Il Festival di Sanremo è diventato una ricorrenza da celebrare (Stefano Balassone), come il Natale o il Capodanno. È l’evento mediatico per definizione che ci obbliga (il termine è pertinente) a vederlo perché è argomento di discussione all’interno delle famiglie (una volta tanto riunite nel salotto di casa), dei commenti in diretta sui social e delle discussioni il giorno dopo nei luoghi di lavoro. Un evento il cui successo prescinde dai contenuti, un rito mediatico forse unico al mondo (paragonabile solo al Super Bowl, anche se in questo caso si tratta di un avvenimento sportivo). Sono 70anni che si ripete questo rito televisivo, un monumento della comunicazione capace di rinnovarsi continuamente.

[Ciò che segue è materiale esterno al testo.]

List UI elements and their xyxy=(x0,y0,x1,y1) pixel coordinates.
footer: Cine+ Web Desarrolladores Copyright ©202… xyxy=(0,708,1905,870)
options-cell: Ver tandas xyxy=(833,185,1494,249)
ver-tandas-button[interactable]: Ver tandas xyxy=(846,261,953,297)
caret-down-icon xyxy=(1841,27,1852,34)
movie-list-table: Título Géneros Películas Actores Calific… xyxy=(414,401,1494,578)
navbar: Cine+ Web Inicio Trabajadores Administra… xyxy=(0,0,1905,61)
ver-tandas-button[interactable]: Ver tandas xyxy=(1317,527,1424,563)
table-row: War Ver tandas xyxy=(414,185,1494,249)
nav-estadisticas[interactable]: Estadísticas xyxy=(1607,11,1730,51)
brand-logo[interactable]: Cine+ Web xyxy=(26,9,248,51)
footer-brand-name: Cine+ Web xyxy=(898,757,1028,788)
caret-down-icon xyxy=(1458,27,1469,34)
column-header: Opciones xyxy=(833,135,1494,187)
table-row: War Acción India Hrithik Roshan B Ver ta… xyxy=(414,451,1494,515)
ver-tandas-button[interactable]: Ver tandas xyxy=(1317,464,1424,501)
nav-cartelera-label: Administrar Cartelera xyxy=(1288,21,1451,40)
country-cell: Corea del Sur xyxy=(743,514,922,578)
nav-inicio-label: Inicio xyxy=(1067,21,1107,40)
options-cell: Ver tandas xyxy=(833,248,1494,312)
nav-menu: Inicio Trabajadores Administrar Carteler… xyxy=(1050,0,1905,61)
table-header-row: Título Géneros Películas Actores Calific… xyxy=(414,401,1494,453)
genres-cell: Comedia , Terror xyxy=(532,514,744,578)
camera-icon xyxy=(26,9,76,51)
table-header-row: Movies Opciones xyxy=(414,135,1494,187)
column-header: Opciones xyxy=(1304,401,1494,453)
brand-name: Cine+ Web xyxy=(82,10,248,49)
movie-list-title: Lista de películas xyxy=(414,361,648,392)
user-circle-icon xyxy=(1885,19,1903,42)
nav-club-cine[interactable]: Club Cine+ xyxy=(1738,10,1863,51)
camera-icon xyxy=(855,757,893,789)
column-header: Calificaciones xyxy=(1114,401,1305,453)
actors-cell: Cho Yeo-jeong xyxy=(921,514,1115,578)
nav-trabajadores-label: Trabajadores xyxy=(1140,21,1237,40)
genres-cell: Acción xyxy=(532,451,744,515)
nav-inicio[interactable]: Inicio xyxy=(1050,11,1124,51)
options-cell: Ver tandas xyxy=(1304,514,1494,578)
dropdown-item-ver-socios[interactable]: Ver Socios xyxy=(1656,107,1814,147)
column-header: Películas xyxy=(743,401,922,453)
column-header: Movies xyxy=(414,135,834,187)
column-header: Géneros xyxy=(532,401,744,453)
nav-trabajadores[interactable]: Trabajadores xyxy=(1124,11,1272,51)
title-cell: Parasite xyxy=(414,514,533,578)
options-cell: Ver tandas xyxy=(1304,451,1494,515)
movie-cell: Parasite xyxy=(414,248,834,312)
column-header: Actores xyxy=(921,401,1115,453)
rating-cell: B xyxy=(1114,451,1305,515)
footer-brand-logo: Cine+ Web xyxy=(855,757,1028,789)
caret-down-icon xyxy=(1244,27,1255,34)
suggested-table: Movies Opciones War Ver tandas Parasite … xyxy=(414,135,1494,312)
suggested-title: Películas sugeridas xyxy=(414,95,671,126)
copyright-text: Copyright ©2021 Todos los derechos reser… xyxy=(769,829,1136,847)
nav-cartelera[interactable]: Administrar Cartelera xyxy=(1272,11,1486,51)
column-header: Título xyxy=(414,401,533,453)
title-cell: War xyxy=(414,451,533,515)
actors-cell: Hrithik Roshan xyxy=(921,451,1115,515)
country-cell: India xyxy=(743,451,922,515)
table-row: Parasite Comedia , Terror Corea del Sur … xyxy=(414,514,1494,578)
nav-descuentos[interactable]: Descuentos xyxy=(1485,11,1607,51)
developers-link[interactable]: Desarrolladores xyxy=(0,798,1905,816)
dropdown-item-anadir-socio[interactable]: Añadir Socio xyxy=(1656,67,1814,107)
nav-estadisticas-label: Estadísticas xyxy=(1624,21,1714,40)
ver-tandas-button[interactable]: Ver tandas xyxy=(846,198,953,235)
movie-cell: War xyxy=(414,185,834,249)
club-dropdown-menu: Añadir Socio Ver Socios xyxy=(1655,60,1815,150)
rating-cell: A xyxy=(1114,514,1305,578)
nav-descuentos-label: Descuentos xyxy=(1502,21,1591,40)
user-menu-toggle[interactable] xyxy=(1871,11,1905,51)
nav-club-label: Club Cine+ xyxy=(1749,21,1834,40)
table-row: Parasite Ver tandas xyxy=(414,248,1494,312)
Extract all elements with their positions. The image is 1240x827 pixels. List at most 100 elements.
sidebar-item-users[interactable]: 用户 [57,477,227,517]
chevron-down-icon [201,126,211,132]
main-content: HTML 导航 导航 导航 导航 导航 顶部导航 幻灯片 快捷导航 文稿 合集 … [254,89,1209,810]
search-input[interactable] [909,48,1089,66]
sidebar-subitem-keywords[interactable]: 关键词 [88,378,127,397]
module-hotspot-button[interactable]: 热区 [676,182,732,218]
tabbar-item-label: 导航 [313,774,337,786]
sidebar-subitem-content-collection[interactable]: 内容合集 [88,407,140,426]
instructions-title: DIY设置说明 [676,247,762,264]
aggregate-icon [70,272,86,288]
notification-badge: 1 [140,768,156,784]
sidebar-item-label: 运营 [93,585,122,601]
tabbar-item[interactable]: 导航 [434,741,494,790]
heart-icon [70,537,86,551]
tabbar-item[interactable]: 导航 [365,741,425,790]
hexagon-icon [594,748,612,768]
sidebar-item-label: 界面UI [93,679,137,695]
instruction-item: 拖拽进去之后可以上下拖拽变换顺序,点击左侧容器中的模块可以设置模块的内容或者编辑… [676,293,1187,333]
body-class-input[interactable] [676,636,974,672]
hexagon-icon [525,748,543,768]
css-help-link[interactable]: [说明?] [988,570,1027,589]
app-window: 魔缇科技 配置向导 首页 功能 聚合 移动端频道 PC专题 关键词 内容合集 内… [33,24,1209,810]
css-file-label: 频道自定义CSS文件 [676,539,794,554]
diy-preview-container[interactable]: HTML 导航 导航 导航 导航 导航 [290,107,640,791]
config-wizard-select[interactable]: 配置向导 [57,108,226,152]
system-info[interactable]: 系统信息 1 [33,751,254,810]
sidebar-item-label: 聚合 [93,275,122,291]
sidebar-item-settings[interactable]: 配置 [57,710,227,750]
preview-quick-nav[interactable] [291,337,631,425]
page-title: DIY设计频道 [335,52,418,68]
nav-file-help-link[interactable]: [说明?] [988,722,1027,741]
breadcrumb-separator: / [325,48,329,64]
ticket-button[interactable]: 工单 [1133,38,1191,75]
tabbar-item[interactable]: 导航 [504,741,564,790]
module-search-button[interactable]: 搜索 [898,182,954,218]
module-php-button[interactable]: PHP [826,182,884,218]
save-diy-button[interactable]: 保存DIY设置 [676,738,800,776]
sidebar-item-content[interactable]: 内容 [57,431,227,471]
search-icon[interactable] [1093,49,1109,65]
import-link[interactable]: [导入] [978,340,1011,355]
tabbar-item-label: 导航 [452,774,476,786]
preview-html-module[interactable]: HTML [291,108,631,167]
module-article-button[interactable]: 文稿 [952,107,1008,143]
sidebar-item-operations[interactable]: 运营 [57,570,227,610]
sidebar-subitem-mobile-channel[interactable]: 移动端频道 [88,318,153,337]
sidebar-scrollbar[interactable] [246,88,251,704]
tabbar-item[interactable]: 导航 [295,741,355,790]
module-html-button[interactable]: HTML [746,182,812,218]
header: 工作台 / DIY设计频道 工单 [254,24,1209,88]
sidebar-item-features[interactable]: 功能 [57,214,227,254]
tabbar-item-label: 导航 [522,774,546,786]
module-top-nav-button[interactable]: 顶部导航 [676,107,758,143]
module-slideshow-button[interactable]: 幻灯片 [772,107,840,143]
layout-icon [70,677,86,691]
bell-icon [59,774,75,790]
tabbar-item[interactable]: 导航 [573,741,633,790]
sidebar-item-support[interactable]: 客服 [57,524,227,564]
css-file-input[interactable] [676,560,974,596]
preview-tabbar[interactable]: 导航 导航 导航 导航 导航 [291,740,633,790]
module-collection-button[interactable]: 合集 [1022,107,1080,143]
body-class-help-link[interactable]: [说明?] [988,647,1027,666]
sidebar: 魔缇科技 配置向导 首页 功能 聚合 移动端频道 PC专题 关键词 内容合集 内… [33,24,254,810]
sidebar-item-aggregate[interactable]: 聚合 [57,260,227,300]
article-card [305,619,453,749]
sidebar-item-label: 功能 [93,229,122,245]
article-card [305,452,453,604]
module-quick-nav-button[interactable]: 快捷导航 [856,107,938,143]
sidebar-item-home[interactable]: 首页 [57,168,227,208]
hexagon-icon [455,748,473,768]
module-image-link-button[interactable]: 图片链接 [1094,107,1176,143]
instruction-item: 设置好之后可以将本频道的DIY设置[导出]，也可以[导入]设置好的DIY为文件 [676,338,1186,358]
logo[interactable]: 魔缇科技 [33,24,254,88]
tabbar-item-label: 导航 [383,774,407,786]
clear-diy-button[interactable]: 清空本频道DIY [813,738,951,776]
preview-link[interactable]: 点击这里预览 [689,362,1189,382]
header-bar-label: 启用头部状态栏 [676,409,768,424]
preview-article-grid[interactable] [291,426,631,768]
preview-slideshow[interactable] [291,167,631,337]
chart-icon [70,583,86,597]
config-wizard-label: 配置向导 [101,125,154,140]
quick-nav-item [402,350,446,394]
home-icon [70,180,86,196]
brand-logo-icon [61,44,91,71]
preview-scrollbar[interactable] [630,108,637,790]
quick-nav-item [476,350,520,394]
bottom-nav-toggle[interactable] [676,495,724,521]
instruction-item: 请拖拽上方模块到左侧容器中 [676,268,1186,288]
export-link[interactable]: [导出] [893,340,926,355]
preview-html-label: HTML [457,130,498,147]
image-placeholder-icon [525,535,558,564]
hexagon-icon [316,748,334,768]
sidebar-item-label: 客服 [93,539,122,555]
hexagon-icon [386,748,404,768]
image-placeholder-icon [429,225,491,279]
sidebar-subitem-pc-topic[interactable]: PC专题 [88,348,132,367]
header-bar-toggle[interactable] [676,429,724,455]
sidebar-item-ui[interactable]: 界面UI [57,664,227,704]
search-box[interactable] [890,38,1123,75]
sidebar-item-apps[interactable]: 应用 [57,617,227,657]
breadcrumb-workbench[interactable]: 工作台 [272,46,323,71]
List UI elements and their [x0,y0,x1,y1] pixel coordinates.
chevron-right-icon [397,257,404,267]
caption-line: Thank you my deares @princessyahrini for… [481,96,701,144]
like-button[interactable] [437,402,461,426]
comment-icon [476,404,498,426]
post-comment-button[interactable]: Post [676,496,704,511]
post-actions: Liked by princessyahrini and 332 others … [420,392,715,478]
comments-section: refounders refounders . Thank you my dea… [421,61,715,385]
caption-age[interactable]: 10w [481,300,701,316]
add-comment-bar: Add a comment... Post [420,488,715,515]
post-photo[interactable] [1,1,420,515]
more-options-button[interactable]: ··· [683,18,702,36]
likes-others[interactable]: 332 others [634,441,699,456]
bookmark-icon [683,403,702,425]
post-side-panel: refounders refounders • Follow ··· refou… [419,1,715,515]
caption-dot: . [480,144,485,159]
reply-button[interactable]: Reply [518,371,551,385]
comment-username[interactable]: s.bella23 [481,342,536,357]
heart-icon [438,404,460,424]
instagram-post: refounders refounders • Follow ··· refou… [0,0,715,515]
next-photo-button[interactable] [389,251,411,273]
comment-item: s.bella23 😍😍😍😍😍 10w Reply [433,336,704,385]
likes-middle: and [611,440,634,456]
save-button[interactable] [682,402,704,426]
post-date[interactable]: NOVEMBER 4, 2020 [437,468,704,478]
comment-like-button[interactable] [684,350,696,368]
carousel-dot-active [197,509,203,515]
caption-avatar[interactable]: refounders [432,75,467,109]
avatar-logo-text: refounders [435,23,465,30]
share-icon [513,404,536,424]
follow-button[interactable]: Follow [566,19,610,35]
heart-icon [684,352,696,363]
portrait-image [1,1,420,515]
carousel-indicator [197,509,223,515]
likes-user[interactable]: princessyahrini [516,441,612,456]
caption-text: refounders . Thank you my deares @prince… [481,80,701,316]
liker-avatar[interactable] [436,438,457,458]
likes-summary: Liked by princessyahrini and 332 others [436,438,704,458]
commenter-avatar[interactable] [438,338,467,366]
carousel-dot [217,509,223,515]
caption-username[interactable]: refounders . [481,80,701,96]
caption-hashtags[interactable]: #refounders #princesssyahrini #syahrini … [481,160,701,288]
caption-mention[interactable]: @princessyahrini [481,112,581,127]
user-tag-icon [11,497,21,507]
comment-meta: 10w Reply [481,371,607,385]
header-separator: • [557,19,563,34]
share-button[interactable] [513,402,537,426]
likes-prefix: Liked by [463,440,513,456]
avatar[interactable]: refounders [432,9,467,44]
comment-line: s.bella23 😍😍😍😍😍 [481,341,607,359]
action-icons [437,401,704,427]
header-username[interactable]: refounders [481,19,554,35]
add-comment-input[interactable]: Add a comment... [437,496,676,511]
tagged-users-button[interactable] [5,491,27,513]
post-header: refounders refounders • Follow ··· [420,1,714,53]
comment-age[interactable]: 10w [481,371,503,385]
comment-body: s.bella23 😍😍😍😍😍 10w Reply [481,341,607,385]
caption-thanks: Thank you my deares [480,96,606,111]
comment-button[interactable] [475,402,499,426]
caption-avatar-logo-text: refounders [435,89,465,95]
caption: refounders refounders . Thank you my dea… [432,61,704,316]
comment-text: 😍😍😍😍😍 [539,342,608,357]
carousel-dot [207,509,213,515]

L’edizione di quest’anno ha avuto un successo considerevole, sancito dagli elevati ascolti (lo share ha sistematicamente superato il 50% toccando punte prossime al 70-80%). Hanno di certo contribuito all’affermazione le “invasioni” di Fiorello, un vero one man show, la scelta azzeccata degli ospiti, una conduzione mai fuori le righe e che anzi ha avuto la capacità, rara in questi casi, di non cercare continuamente i riflettori. Forse proprio la musica, le canzoni ed i cantanti in concorso hanno suscitato qualche dubbio, peccati veniali in quanto soverchiati dal successo dell’evento nel suo complesso.
Sanremo ha fatto di nuovo il “miracolo”! Ed il vero miracolo è stato soprattutto, a parer mio, il fatto che il programma si è come spalmato sull’intera popolazione, in sostanza è stato visto da quasi tutte le tipologie del pubblico. Prendiamo come esempio l’età del pubblico televisivo. L’età media del Festival è di poco superiore ai 50anni, dato che si avvicina a quello della popolazione italiana, che è di 44anni. Questo vuol dire che Sanremo è stato visto anche dai giovani (aiutati da RaiPlay e dai social). Una rarità per la tv in generale e un fatto clamoroso per la Rai, il cui pubblico è il più vecchio fra le televisioni nazionali. Il 74% del pubblico che guarda Raiuno ha più di 55anni, mentre gli over55 sono 53% dell’intera platea televisiva e rappresentano il 38% della popolazione. L’età media del pubblico del Tg1 serale, per esempio, è pari a 64anni, ciò vuol dire che trovare un ventenne che alle ore 20 guardi il telegiornale nazionale (come si chiamava una volta) è una vera rarità.
Il contratto di servizio che lega lo Stato alla Rai, impone a quest’ultima di contribuire alla “coesione nazionale”. Sanremo è riuscito nell’impresa: è stato l’istantanea dell’Italia tutta. Di questo la Rai giustamente va fiera; le si chiede però di impegnarsi maggiormente affinché ciò non avvenga solo con Sanremo, una volta all’anno (e in altri rari casi, come i programmi di Angela e qualche fiction), ma sia una costante della sua programmazione, programmazione che nelle ultime stagioni sta invece deludendo.
Il contratto di servizio obbliga la Rai, come detto, di riunire e non di dividere il pubblico (d’altronde tutti sono obbligati a pagare il canone, le famiglie composte da anziani come quelle composte da giovani), è un obbligo che condiziona la sua stessa esistenza come servizio pubblico. In un Paese che, secondo l’ultima relazione dell’Euripes, si è ‘incattivito’, c’è bisogno di una tv che “parli” con tutti, che dia un’informazione non faziosa, che diffonda valori condivisi, magari anche a scapito dell’audience.